Au moment où vous lirez ces lignes, la rue des Ursulines aura été rendue à ses résidents. Nous avons été les otages, encore une fois, du Festival de Trois-Rivières durant 11 jours et 11 nuits. Et nous aurons aussi récupéré notre beau petit parc. C'est sensé être un parc public, mais impossible d'y entrer sans un passeport du Festival, durant ces 11 jours-là.

Nos maisons sont envahies par le son de cette musique que nous ne voulons pas entendre. Chez moi, je n'entends même pas sonner le téléphone, pas plus que je peux écouter la télé.

Et comment allons-nous reprendre notre beau petit parc? Le gazon dévasté par le grand plancher de bois qui a été mis là pour asseoir cette horrible tente blanche permettant aux hautes instances de venir prendre l'apéro. Dommage que le ridicule ne tue pas.

Avoir les moyens, j'engagerais 11 groupes différents et je les enverrais jouer et chanter ( le mot est fort pour qualifier certains chanteurs, la plupart d'ailleurs) durant 11 jours et 11 nuit devant votre résidence, monsieur le maire, et aussi devant chez toi, Stéphane Boileau.

Je prendrais, moi aussi, les moyens pour bloquer vos rues respectives. Je vous donnerais des laisser-passer pour que vous puissiez y entrer, mais je vous les ferais courir vous autres aussi vos laisser-passer.

Il n'y aurait pas beaucoup de personnes, dans vos rues respectives, qui seraient très heureuses d'entendre la musique que je les forcerais à entendre.

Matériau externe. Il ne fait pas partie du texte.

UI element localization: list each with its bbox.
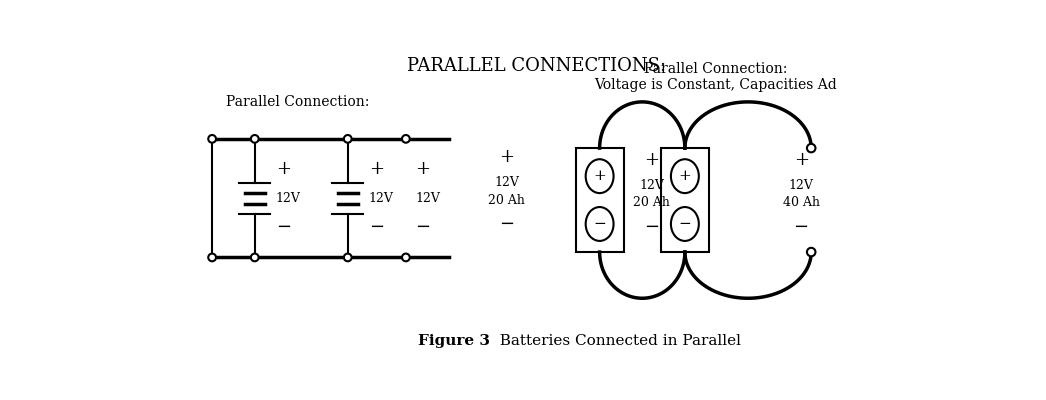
Text: Figure 3: Figure 3 xyxy=(417,334,490,348)
Circle shape xyxy=(208,135,217,143)
Bar xyxy=(661,148,709,252)
Circle shape xyxy=(402,135,410,143)
Text: −: − xyxy=(644,218,659,236)
Text: PARALLEL CONNECTIONS:: PARALLEL CONNECTIONS: xyxy=(407,57,665,75)
Text: 12V: 12V xyxy=(276,192,300,205)
Text: +: + xyxy=(276,160,291,178)
Circle shape xyxy=(806,248,816,256)
Text: +: + xyxy=(415,160,430,178)
Text: 12V: 12V xyxy=(368,192,393,205)
Circle shape xyxy=(402,254,410,261)
Text: 12V: 12V xyxy=(494,176,519,189)
Circle shape xyxy=(208,254,217,261)
Text: −: − xyxy=(499,214,515,232)
Text: +: + xyxy=(794,151,809,169)
Text: +: + xyxy=(644,151,659,169)
Text: 40 Ah: 40 Ah xyxy=(782,196,820,209)
Text: −: − xyxy=(794,218,809,236)
Text: −: − xyxy=(593,217,606,231)
Text: 12V: 12V xyxy=(415,192,440,205)
Text: −: − xyxy=(415,218,430,236)
Text: −: − xyxy=(679,217,691,231)
Circle shape xyxy=(251,135,258,143)
Text: Batteries Connected in Parallel: Batteries Connected in Parallel xyxy=(490,334,741,348)
Text: +: + xyxy=(368,160,384,178)
Text: +: + xyxy=(499,148,515,166)
Text: 12V: 12V xyxy=(789,178,814,192)
Text: 12V: 12V xyxy=(639,178,664,192)
Text: −: − xyxy=(368,218,384,236)
Text: +: + xyxy=(593,169,606,183)
Text: Parallel Connection:
Voltage is Constant, Capacities Ad: Parallel Connection: Voltage is Constant… xyxy=(594,62,837,92)
Text: +: + xyxy=(679,169,691,183)
Circle shape xyxy=(344,135,351,143)
Text: 20 Ah: 20 Ah xyxy=(488,194,525,207)
Circle shape xyxy=(344,254,351,261)
Circle shape xyxy=(251,254,258,261)
Bar xyxy=(575,148,623,252)
Text: Parallel Connection:: Parallel Connection: xyxy=(226,95,369,109)
Text: 20 Ah: 20 Ah xyxy=(633,196,670,209)
Circle shape xyxy=(806,144,816,152)
Text: −: − xyxy=(276,218,291,236)
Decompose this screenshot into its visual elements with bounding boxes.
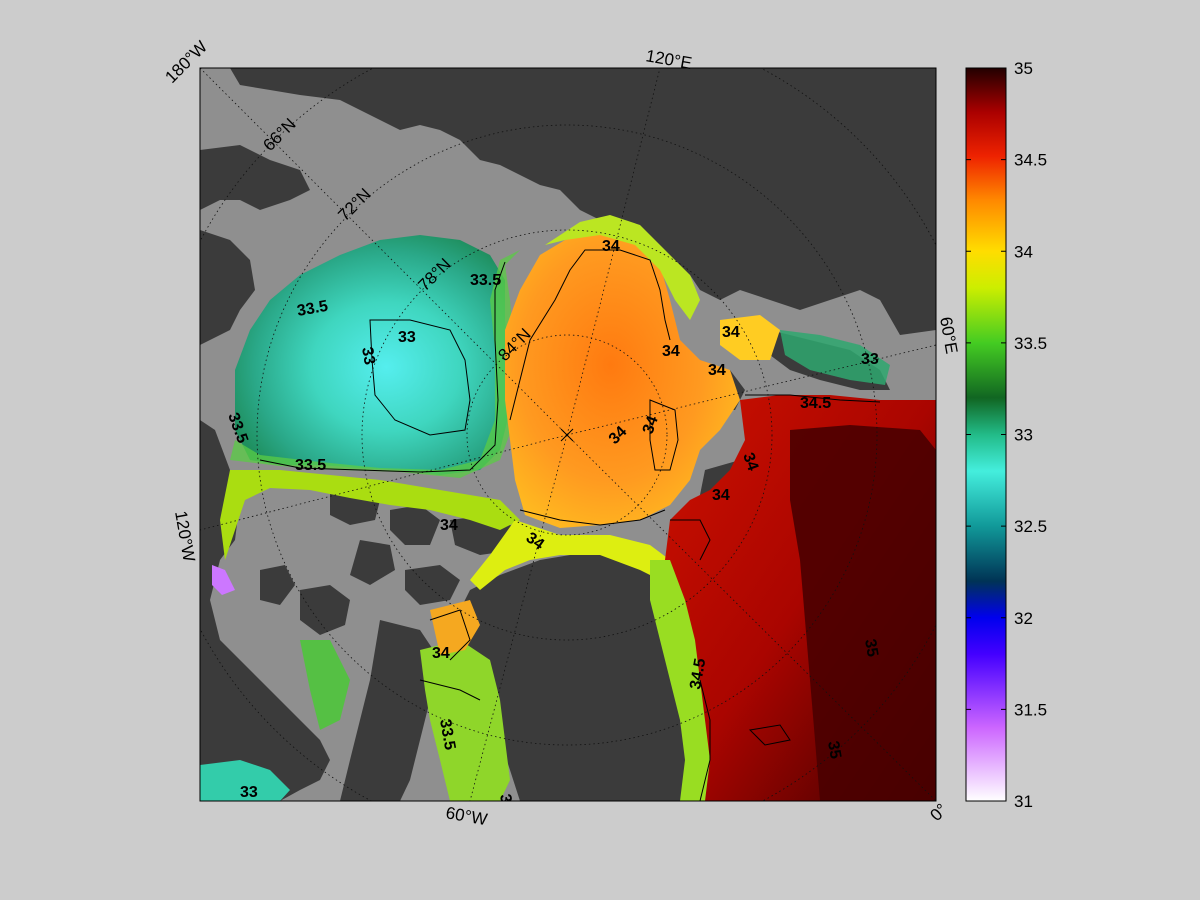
contour-label: 34 [662,343,680,360]
contour-label: 33.5 [436,718,458,752]
contour-label: 34 [712,487,730,504]
contour-label: 33 [358,346,378,367]
salinity-field [200,215,936,801]
contour-label: 34.5 [687,657,709,691]
contour-label: 34 [496,793,516,814]
colorbar-tick-label: 32 [1014,609,1033,628]
contour-label: 34 [602,238,620,255]
contour-lines [259,249,881,801]
contour-label: 33.5 [295,457,326,474]
lon-label-0: 0° [926,800,951,825]
contour-label: 33 [861,351,879,368]
lon-label-60e: 60°E [936,315,961,355]
contour-label: 34 [432,645,450,662]
map-frame: 34 33.5 33.5 33 33 33.5 34 34 34 34 33 3… [200,68,936,814]
colorbar-tick-label: 33.5 [1014,334,1047,353]
colorbar-tick-label: 31 [1014,792,1033,811]
contour-label: 33 [240,784,258,801]
contour-label: 34 [739,451,761,474]
colorbar: 35 34.5 34 33.5 33 32.5 32 31.5 31 [965,59,1047,811]
colorbar-tick-label: 32.5 [1014,517,1047,536]
contour-label: 33.5 [296,298,330,320]
colorbar-tick-label: 31.5 [1014,700,1047,719]
graticule [200,68,936,801]
colorbar-tick-label: 33 [1014,426,1033,445]
lon-label-60w: 60°W [444,803,488,829]
contour-label: 34.5 [800,395,831,412]
map-border [199,67,937,802]
colorbar-gradient [965,67,1007,802]
contour-label: 34 [708,362,726,379]
contour-label: 34 [722,324,740,341]
contour-label: 35 [861,638,881,659]
colorbar-ticks: 35 34.5 34 33.5 33 32.5 32 31.5 31 [966,59,1047,811]
contour-label: 33.5 [470,272,501,289]
north-pole-marker [560,428,574,442]
contour-label: 33 [398,329,416,346]
contour-label: 34 [640,414,662,437]
colorbar-tick-label: 34 [1014,242,1033,261]
lon-label-120w: 120°W [171,509,199,563]
colorbar-tick-label: 34.5 [1014,151,1047,170]
colorbar-tick-label: 35 [1014,59,1033,78]
contour-label: 35 [824,740,844,761]
contour-label: 34 [440,517,458,534]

Et le bon peuple applaudit. On lui donne des jeux. On lui dit comment s'amuser. Le bon peuple est heureux. Aucun effort cérébral. On pense pour lui. Quand j'écoute la musique que j'aime, je n'ai pas besoin que tout le monde à côté de moi l'entende aussi.

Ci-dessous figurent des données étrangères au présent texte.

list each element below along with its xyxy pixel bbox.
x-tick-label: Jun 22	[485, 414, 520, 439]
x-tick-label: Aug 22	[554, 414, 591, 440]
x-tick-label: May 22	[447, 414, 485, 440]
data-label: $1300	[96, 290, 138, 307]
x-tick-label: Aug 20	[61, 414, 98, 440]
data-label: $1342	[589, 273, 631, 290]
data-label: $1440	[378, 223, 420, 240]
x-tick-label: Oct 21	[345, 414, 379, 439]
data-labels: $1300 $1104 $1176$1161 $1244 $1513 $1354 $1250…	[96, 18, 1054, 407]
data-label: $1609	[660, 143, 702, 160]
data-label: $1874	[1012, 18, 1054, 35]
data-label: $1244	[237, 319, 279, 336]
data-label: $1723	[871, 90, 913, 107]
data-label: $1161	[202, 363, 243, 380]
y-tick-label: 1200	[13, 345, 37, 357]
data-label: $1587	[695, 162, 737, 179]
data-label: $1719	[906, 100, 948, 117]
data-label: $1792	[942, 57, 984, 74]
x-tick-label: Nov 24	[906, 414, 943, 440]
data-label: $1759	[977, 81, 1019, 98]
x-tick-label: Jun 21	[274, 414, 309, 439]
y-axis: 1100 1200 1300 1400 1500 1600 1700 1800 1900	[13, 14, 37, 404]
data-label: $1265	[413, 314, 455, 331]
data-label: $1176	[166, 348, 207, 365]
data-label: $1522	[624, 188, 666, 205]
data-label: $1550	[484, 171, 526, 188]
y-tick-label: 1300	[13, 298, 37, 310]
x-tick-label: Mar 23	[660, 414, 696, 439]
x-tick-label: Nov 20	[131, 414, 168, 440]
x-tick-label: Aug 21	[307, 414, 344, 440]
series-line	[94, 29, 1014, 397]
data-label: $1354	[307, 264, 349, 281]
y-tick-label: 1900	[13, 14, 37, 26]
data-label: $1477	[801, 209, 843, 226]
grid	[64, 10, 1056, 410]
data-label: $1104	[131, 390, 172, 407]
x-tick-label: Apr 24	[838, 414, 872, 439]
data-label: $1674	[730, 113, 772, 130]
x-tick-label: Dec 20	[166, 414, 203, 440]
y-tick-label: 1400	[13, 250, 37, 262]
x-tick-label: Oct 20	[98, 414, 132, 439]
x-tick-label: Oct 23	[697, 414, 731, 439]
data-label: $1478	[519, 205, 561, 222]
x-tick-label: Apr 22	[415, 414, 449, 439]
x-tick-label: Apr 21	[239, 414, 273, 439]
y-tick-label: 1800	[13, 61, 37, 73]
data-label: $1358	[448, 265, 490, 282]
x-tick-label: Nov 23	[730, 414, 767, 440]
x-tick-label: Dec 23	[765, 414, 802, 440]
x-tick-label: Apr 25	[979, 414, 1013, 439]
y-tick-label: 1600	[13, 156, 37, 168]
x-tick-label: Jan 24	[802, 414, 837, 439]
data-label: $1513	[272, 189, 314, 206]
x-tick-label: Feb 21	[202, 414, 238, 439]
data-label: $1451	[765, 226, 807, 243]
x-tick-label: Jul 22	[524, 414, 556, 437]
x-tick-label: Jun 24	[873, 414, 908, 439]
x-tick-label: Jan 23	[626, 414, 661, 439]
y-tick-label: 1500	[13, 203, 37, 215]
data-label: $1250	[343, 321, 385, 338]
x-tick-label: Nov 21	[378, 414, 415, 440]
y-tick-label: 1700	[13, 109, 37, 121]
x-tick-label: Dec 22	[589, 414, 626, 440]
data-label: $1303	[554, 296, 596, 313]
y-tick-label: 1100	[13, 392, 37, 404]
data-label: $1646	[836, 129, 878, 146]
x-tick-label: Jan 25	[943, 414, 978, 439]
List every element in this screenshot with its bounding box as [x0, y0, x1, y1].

Ce n'est pas seulement durant deux heures par jour que nous l'entendons cette musique que nous ne voulons pas entendre, c'est une partie de l'avant-midi pour la pratique, c'est aussi une partie de l'après-midi, encore de la pratique, et ensuite ça commence.

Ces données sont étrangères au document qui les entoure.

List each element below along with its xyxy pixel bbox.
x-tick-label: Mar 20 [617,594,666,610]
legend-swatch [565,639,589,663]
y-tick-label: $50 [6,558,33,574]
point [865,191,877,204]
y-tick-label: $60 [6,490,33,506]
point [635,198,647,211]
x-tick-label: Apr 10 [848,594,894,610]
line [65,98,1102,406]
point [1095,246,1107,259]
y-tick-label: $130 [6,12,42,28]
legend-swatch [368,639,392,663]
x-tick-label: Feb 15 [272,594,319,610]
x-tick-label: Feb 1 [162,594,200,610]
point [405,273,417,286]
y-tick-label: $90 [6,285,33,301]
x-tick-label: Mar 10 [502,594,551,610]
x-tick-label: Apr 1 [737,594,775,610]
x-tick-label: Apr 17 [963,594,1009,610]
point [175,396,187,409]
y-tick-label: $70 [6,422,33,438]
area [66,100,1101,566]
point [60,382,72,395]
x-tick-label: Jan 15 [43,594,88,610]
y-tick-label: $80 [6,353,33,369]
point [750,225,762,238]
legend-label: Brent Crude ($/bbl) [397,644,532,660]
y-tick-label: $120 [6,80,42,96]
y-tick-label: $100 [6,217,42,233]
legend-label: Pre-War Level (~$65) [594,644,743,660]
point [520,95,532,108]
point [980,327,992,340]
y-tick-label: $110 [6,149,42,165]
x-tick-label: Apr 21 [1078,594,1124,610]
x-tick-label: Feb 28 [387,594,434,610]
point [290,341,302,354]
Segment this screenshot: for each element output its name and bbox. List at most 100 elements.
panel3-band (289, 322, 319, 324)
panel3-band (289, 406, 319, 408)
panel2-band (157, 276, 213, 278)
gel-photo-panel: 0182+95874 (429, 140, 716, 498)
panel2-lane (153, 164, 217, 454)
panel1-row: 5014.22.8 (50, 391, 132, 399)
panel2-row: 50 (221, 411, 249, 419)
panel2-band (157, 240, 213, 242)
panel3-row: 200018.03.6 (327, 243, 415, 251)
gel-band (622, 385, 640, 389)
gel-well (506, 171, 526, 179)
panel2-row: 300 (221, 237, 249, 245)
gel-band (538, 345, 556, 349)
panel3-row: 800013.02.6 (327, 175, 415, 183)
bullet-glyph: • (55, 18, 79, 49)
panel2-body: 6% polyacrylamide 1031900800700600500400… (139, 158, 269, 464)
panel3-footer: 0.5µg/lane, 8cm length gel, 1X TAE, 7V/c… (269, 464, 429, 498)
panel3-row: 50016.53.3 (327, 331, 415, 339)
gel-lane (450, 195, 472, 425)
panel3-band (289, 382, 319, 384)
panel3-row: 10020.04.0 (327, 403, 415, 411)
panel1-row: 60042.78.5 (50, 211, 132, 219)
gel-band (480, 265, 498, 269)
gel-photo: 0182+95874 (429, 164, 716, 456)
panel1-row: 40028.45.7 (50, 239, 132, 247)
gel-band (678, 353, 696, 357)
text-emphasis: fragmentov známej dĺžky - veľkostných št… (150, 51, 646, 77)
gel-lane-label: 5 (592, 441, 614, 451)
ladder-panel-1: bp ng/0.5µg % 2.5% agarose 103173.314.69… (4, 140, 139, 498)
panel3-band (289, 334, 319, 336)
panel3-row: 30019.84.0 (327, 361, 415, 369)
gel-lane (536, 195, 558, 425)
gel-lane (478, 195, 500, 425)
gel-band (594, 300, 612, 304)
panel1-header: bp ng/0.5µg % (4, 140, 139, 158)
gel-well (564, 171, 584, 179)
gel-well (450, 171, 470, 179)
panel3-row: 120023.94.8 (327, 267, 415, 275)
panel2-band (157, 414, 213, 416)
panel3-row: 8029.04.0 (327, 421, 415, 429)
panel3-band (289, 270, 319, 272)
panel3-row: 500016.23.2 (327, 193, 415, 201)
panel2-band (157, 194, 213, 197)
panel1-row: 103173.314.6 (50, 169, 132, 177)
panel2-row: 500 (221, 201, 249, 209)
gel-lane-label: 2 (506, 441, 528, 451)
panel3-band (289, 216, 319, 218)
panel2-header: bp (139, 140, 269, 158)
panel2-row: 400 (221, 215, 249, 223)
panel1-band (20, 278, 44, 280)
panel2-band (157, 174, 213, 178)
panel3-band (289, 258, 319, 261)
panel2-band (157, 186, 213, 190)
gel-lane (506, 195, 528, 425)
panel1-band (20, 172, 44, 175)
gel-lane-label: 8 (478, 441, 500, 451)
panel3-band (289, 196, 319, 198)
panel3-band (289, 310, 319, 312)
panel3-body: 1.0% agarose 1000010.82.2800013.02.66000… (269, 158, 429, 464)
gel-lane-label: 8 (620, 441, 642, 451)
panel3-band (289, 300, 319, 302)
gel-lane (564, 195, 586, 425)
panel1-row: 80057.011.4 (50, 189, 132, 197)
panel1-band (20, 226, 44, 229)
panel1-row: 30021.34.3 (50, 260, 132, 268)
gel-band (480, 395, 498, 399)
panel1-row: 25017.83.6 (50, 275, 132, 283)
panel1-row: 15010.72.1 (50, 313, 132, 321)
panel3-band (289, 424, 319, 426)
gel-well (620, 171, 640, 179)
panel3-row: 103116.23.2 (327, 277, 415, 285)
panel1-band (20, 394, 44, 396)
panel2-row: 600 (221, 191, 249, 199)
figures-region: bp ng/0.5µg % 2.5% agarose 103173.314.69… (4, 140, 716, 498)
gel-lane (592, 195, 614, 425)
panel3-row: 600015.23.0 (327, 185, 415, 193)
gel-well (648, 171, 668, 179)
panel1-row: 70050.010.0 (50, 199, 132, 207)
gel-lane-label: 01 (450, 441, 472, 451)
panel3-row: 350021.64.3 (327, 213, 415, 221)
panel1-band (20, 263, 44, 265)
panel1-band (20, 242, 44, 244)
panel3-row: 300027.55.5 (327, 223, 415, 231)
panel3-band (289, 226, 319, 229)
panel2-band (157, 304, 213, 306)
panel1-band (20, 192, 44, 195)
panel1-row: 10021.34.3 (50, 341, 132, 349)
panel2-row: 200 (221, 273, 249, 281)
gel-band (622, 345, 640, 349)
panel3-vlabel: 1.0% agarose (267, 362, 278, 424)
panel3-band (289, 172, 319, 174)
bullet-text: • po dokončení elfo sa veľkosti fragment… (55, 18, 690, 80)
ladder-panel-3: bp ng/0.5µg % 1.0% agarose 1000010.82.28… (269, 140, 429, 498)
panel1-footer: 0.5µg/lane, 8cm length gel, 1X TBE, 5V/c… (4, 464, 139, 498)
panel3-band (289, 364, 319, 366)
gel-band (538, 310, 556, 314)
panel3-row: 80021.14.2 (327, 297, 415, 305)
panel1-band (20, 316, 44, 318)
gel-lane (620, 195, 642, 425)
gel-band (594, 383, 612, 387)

L'horreur commence. Ils se pensent bons. Ils y vont donc à fond de train.

Nous sommes en pleine saison touristique. On a défiguré la rue des Ursulines durant 11 jours et 11 nuits. On a défiguré notre beau petit parc.

On y a mis de hautes clôtures de métal toutes rouillées. Une horreur. Bienvenue les touristes ! «Regardez, les touristes, ici, c'est la rue des Ursulines. Oui, c'est le quartier historique. Ordinairement, c'est beau et c'est paisible, sauf durant le festival d'horreur de Trois-Rivières. Vous trouvez vous aussi que c'est moins attirant quand c'est défiguré comme ça ? On trouve ça, nous aussi. Mais il y a deux personnes qui prennent plaisir à venir défigurer ce si beau coin de Trois-Rivières, chaque année. Supposément que ça fait vendre de la bière sur la rue des Forges. Ah! vous pensiez que le nom de la rue des Forges était la rue des Terrasses ? Tiens, c'est une bonne idée. Le maire va sûrement y voir. Ça situerait plus vite l'endroit.

Bon séjour à Trois-Rivières, les touristes. Revenez vous promener sur la rue des Ursulines. Elle redeviendra normale. Le cirque s'en va. Du moins nous l'espérons.»